He made no reply.

"Did your instructions include the unwarrantable attack I heard being made upon my companion?"

"My instructions were to detain you, and I must really leave all explanations to my superior."

"Then I wish you'd leave the room as well," I retorted curtly, and, to my surprise, he took me at my word, and went out immediately, giving a command, in a tone loud enough to reach me, that the men stationed outside the door were to remain there.

As soon as I was alone I resolved to escape by the window. I got up and stole softly to it. It was shuttered, but the fastenings were on the inside, and as I tried them gently and slowly I found they were easy to release.

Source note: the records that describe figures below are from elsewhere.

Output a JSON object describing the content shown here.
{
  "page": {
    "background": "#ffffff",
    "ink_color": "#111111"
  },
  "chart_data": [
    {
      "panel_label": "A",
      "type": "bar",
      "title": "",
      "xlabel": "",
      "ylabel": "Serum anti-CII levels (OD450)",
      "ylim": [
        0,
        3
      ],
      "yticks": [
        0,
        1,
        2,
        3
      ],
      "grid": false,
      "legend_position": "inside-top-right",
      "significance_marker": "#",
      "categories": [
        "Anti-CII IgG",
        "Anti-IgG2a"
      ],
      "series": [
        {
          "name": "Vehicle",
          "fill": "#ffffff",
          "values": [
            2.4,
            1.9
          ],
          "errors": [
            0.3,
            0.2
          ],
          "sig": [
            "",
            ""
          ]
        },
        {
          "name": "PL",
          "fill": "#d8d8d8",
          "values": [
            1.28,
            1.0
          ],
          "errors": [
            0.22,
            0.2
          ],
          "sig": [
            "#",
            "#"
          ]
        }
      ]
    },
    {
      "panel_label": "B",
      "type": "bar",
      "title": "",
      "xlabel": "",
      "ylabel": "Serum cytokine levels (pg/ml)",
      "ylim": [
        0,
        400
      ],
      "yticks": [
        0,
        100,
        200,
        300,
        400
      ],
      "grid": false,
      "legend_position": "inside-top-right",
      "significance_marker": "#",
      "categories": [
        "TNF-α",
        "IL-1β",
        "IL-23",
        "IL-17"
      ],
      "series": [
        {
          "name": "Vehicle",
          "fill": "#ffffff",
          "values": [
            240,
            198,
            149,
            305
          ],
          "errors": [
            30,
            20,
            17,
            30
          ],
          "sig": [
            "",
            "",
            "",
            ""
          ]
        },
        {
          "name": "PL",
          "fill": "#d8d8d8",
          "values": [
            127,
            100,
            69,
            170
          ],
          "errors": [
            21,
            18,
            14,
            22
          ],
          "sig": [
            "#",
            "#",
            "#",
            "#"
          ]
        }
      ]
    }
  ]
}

But I knew the men outside the door would be on the alert, and that the least noise I made would bring them in.

I sat down again, therefore, and began to make a noisy clatter with some of the furniture. I banged the door of the big stove, upset a couple of chairs, and threw down some things from the table. As I stooped to pick them up one of the men put his head in at the door.

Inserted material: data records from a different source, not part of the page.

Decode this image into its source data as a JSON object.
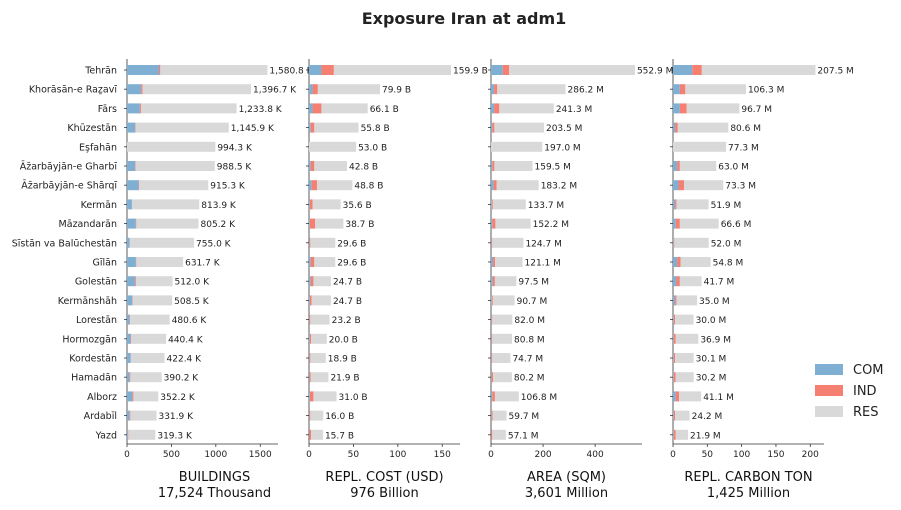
{
  "chart_data": {
    "type": "bar",
    "title": "Exposure Iran at adm1",
    "categories": [
      "Tehrān",
      "Khorāsān-e Raẕavī",
      "Fārs",
      "Khūzestān",
      "Eşfahān",
      "Āz̄arbāyjān-e Gharbī",
      "Āz̄arbāyjān-e Shārqī",
      "Kermān",
      "Māzandarān",
      "Sīstān va Balūchestān",
      "Gīlān",
      "Golestān",
      "Kermānshāh",
      "Lorestān",
      "Hormozgān",
      "Kordestān",
      "Hamadān",
      "Alborz",
      "Ardabīl",
      "Yazd"
    ],
    "legend": [
      {
        "name": "COM",
        "color": "#7fb0d3"
      },
      {
        "name": "IND",
        "color": "#f58071"
      },
      {
        "name": "RES",
        "color": "#d9d9d9"
      }
    ],
    "legend_position": "right",
    "panels": [
      {
        "xlabel": "BUILDINGS",
        "total": "17,524 Thousand",
        "xlim": [
          0,
          1700
        ],
        "xticks": [
          "0",
          "500",
          "1000",
          "1500"
        ],
        "xtick_values": [
          0,
          500,
          1000,
          1500
        ],
        "series": [
          {
            "name": "COM",
            "values": [
              360,
              160,
              145,
              90,
              0,
              90,
              130,
              55,
              100,
              30,
              100,
              90,
              60,
              30,
              40,
              40,
              30,
              60,
              30,
              10
            ]
          },
          {
            "name": "IND",
            "values": [
              15,
              15,
              12,
              5,
              0,
              5,
              5,
              3,
              5,
              2,
              5,
              10,
              5,
              5,
              5,
              3,
              8,
              12,
              8,
              5
            ]
          },
          {
            "name": "RES",
            "values": [
              1205.8,
              1221.7,
              1076.8,
              1050.9,
              994.3,
              893.5,
              780.3,
              755.9,
              700.2,
              723.0,
              526.7,
              412.0,
              443.5,
              445.6,
              395.4,
              379.4,
              352.2,
              280.2,
              293.9,
              304.3
            ]
          },
          {
            "name": "Total",
            "values": [
              1580.8,
              1396.7,
              1233.8,
              1145.9,
              994.3,
              988.5,
              915.3,
              813.9,
              805.2,
              755.0,
              631.7,
              512.0,
              508.5,
              480.6,
              440.4,
              422.4,
              390.2,
              352.2,
              331.9,
              319.3
            ]
          }
        ],
        "labels": [
          "1,580.8 K",
          "1,396.7 K",
          "1,233.8 K",
          "1,145.9 K",
          "994.3 K",
          "988.5 K",
          "915.3 K",
          "813.9 K",
          "805.2 K",
          "755.0 K",
          "631.7 K",
          "512.0 K",
          "508.5 K",
          "480.6 K",
          "440.4 K",
          "422.4 K",
          "390.2 K",
          "352.2 K",
          "331.9 K",
          "319.3 K"
        ]
      },
      {
        "xlabel": "REPL. COST (USD)",
        "total": "976 Billion",
        "xlim": [
          0,
          170
        ],
        "xticks": [
          "0",
          "50",
          "100",
          "150"
        ],
        "xtick_values": [
          0,
          50,
          100,
          150
        ],
        "series": [
          {
            "name": "COM",
            "values": [
              14,
              4,
              4,
              2,
              0,
              2,
              3,
              1,
              1,
              0.5,
              2,
              2,
              1,
              0.5,
              0.8,
              0.5,
              0.5,
              1,
              0.5,
              0.3
            ]
          },
          {
            "name": "IND",
            "values": [
              14,
              6,
              10,
              4,
              0,
              4,
              6,
              3,
              6,
              1,
              4,
              3,
              2,
              1,
              1.5,
              1,
              1.5,
              4,
              1,
              2
            ]
          },
          {
            "name": "RES",
            "values": [
              131.9,
              69.9,
              52.1,
              49.8,
              53.0,
              36.8,
              39.8,
              31.6,
              31.7,
              28.1,
              23.6,
              19.7,
              21.7,
              21.7,
              17.7,
              17.4,
              19.9,
              26.0,
              14.5,
              13.4
            ]
          },
          {
            "name": "Total",
            "values": [
              159.9,
              79.9,
              66.1,
              55.8,
              53.0,
              42.8,
              48.8,
              35.6,
              38.7,
              29.6,
              29.6,
              24.7,
              24.7,
              23.2,
              20.0,
              18.9,
              21.9,
              31.0,
              16.0,
              15.7
            ]
          }
        ],
        "labels": [
          "159.9 B",
          "79.9 B",
          "66.1 B",
          "55.8 B",
          "53.0 B",
          "42.8 B",
          "48.8 B",
          "35.6 B",
          "38.7 B",
          "29.6 B",
          "29.6 B",
          "24.7 B",
          "24.7 B",
          "23.2 B",
          "20.0 B",
          "18.9 B",
          "21.9 B",
          "31.0 B",
          "16.0 B",
          "15.7 B"
        ]
      },
      {
        "xlabel": "AREA (SQM)",
        "total": "3,601 Million",
        "xlim": [
          0,
          580
        ],
        "xticks": [
          "0",
          "200",
          "400"
        ],
        "xtick_values": [
          0,
          200,
          400
        ],
        "series": [
          {
            "name": "COM",
            "values": [
              45,
              12,
              12,
              5,
              0,
              5,
              10,
              3,
              5,
              2,
              8,
              7,
              3,
              2,
              2,
              2,
              2,
              5,
              2,
              1
            ]
          },
          {
            "name": "IND",
            "values": [
              25,
              12,
              20,
              8,
              0,
              8,
              12,
              4,
              12,
              3,
              8,
              8,
              4,
              3,
              3,
              3,
              6,
              10,
              4,
              4
            ]
          },
          {
            "name": "RES",
            "values": [
              482.9,
              262.2,
              209.3,
              190.5,
              197.0,
              146.5,
              161.2,
              126.7,
              135.2,
              119.7,
              105.1,
              82.5,
              83.7,
              77.0,
              75.8,
              69.7,
              72.2,
              91.8,
              53.7,
              52.1
            ]
          },
          {
            "name": "Total",
            "values": [
              552.9,
              286.2,
              241.3,
              203.5,
              197.0,
              159.5,
              183.2,
              133.7,
              152.2,
              124.7,
              121.1,
              97.5,
              90.7,
              82.0,
              80.8,
              74.7,
              80.2,
              106.8,
              59.7,
              57.1
            ]
          }
        ],
        "labels": [
          "552.9 M",
          "286.2 M",
          "241.3 M",
          "203.5 M",
          "197.0 M",
          "159.5 M",
          "183.2 M",
          "133.7 M",
          "152.2 M",
          "124.7 M",
          "121.1 M",
          "97.5 M",
          "90.7 M",
          "82.0 M",
          "80.8 M",
          "74.7 M",
          "80.2 M",
          "106.8 M",
          "59.7 M",
          "57.1 M"
        ]
      },
      {
        "xlabel": "REPL. CARBON TON",
        "total": "1,425 Million",
        "xlim": [
          0,
          220
        ],
        "xticks": [
          "0",
          "50",
          "100",
          "150",
          "200"
        ],
        "xtick_values": [
          0,
          50,
          100,
          150,
          200
        ],
        "series": [
          {
            "name": "COM",
            "values": [
              28,
              10,
              10,
              3,
              0,
              6,
              8,
              3,
              4,
              1,
              6,
              5,
              3,
              1,
              1,
              1,
              1,
              4,
              1,
              1
            ]
          },
          {
            "name": "IND",
            "values": [
              14,
              8,
              10,
              4,
              0,
              4,
              8,
              2,
              6,
              1,
              5,
              5,
              2,
              2,
              3,
              2,
              3,
              5,
              2,
              3
            ]
          },
          {
            "name": "RES",
            "values": [
              165.5,
              88.3,
              76.7,
              73.6,
              77.3,
              53.0,
              57.3,
              46.9,
              56.6,
              50.0,
              43.8,
              31.7,
              30.0,
              27.0,
              32.9,
              27.1,
              26.2,
              32.1,
              21.2,
              17.9
            ]
          },
          {
            "name": "Total",
            "values": [
              207.5,
              106.3,
              96.7,
              80.6,
              77.3,
              63.0,
              73.3,
              51.9,
              66.6,
              52.0,
              54.8,
              41.7,
              35.0,
              30.0,
              36.9,
              30.1,
              30.2,
              41.1,
              24.2,
              21.9
            ]
          }
        ],
        "labels": [
          "207.5 M",
          "106.3 M",
          "96.7 M",
          "80.6 M",
          "77.3 M",
          "63.0 M",
          "73.3 M",
          "51.9 M",
          "66.6 M",
          "52.0 M",
          "54.8 M",
          "41.7 M",
          "35.0 M",
          "30.0 M",
          "36.9 M",
          "30.1 M",
          "30.2 M",
          "41.1 M",
          "24.2 M",
          "21.9 M"
        ]
      }
    ]
  }
}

"Well, what the devil do you want?" I cried, with an angry scowl.

"I thought you called, sir," he answered.

"That's a ready lie, my man. You came because you heard a noise. That was the noise," and I picked up a chair and threw it across the room at the door. "Just hand it back, will you?"

He picked it up and placed it near the door, and went out, and I heard him mutter something to his companion about my being a "queer sort."